Прочь, душный день, прочь! В прохладе божественной ночи хочу
ощущать я тепло моей близости! В ней хочу искупаться и в ней утонуть, ее
наполняю я пенящейся своею кровью!
Ночь — вот уж воистину экзамен для глупцов, отличников
смерти! Только ночь одна выявляет скудоумие бестелесных мудрецов ваших,
сухопарых и диких!
Знайте же, не знающие самих Себя, когда перестанут мудрость
и ханжество обозначать одно и то же в ужасе вашем, тогда и ночь станет для вас
Светом!
«Как же порочно одеяние ваше, скопцы! — так говорит
Ночь мудрецам этим. — Но мне вы откроетесь, вас я увижу без фиговых
облачений, видеть хочу я бессилие ваше, клеветники!»
Ночь — вот уж воистину экзаменатор для жестокосердных! Те
способны лишь кусаться и царапать в сумраке ночи, но бессильны они поглощать и
поглощаться во тьме ее, чтобы быть Светом!
«Как же трусливы вы, беззубые! — так говорит Ночь к
жестокосердным. — Об меня вы сломаете свои когти, ибо я одна знаю желания
ваши, но не попрекать стану ими, а заставлю вытечь их через край! О пощаде вы
будете просить меня, жестокосердные, о пощаде!»
Только для трусов и зануд ночь кажется бременем, только для
них ночь не праздник, но тьма, озвученная лаем собак! В сумраке ходят они, они
ищут себе подаяния. Но кто же подает в ночи, отверженные?!
«Только вы сами и есть свой запрет! — вот о чем говорит
Ночь страшащимся! — Будет вам дико во мне, когда откроются вам тайны мои,
но тогда только и узнаете вы, что не было у вас жизни, что жизнь прошла мимо
вас стороною!»
Но не страшен мрак ночи влюбленному, он манит страстную его
душу! Ибо нет больше тени и царства теней, но только ночь!

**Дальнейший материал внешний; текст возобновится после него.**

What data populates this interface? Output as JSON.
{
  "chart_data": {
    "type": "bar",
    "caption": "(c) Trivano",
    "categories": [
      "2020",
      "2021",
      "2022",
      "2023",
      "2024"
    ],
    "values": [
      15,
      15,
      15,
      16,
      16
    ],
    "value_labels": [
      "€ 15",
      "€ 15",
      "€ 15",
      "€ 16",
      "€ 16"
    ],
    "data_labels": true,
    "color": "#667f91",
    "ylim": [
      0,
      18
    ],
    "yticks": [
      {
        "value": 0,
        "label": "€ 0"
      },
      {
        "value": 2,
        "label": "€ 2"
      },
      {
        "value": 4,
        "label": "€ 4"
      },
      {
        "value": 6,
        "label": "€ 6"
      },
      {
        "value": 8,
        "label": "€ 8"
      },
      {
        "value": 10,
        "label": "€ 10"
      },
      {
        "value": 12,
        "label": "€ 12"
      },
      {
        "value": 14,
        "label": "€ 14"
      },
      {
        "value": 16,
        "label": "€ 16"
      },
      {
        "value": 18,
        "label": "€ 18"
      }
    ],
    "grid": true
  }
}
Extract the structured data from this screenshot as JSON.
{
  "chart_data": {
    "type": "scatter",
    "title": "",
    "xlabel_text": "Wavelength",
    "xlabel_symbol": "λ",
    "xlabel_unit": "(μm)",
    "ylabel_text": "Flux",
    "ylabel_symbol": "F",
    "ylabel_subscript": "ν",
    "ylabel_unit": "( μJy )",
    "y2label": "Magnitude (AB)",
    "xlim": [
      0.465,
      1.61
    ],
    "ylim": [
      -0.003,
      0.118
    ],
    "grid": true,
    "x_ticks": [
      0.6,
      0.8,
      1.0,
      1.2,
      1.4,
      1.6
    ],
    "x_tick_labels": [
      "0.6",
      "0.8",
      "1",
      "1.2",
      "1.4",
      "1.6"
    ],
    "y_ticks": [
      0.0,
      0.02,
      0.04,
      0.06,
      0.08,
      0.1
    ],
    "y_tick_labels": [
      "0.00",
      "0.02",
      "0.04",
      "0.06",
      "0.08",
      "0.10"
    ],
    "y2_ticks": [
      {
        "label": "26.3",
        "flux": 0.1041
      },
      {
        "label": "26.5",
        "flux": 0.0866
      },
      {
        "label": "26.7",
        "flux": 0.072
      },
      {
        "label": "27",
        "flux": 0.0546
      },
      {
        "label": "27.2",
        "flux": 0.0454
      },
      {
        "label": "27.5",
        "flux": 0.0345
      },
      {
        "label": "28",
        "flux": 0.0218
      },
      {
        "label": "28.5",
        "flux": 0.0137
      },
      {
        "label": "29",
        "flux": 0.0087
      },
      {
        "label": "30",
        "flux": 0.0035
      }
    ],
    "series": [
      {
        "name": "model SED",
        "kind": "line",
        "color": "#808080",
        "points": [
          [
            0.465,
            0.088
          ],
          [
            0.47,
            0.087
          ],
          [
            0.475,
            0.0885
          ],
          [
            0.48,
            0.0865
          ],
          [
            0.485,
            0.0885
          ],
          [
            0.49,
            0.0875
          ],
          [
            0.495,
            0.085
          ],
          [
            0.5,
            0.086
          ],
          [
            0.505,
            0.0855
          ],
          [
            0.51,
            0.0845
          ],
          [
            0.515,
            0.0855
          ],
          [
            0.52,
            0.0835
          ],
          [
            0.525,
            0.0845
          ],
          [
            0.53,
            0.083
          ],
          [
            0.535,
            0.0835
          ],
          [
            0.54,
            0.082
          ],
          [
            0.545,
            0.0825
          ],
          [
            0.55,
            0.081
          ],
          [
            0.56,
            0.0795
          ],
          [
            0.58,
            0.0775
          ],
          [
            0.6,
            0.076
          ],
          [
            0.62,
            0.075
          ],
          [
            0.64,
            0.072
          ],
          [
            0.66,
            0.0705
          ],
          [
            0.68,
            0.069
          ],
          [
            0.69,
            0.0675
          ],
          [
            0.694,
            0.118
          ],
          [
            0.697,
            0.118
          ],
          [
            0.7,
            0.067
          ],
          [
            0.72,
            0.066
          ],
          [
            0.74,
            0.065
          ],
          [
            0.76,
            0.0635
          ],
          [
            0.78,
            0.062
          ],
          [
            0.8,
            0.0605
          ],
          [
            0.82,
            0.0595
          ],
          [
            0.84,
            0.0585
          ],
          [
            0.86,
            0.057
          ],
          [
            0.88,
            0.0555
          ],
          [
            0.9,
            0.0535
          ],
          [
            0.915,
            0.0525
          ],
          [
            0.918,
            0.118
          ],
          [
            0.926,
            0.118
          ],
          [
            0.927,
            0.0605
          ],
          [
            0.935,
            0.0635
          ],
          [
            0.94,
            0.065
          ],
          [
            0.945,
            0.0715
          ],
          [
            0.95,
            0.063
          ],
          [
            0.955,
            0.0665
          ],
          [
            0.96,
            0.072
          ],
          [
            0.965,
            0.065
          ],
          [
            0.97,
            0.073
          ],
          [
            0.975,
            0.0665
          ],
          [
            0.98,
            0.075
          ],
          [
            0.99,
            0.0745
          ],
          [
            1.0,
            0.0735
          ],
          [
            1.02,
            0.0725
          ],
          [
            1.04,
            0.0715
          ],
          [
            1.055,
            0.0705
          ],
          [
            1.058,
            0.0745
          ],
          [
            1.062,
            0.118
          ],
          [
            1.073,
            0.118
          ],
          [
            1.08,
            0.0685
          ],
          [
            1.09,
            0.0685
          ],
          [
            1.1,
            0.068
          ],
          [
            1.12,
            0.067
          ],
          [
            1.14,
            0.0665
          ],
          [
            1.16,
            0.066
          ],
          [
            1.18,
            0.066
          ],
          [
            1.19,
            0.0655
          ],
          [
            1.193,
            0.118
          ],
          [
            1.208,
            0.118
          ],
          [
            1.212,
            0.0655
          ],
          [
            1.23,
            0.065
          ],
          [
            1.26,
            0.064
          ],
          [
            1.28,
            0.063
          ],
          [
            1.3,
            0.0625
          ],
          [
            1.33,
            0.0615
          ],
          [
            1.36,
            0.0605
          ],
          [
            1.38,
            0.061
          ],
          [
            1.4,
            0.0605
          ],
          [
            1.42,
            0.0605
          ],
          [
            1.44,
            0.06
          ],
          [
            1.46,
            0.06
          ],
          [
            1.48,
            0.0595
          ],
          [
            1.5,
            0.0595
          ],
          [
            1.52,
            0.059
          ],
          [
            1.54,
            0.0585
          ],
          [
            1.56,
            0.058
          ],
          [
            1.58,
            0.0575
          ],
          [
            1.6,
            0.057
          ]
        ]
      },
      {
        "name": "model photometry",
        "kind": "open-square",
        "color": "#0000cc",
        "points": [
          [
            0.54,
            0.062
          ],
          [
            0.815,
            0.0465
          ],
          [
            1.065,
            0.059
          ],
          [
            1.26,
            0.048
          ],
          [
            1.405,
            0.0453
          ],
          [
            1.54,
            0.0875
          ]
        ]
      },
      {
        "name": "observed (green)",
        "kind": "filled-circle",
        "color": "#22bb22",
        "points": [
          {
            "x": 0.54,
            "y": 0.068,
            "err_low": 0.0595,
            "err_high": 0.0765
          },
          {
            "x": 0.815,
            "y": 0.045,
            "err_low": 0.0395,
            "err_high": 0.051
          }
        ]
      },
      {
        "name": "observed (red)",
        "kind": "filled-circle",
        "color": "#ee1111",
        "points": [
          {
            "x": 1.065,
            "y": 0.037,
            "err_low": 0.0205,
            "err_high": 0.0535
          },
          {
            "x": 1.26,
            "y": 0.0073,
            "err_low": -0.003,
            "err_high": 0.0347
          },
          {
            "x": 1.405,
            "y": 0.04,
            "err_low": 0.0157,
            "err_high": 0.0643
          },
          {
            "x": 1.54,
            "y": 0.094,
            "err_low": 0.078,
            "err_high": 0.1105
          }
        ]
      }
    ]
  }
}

Кто не радовался ночи, тот не знал дня!
Тысячи людей в шествии карнавальном под раскаты музыки
торжествующей празднуют триумф собственной радости! — такова моя ночь!
Танцовщики и танцовщицы открывают объятиями ночь! Загорелые
тела их оголены, а на лицах — маски: прочь лицедейство, все открыто, и все
дозволено!
Жизнь остановилась и катится вспять, потоком радостных
криков и смехом веселья! Как же хочется, не играя, но играючи, затеряться в
толпе!
До чего же хороши они, эти беззаботные люди, в блеске
искрящихся фейерверков, в сиянье бенгальских огней, в отблесках звучных петард!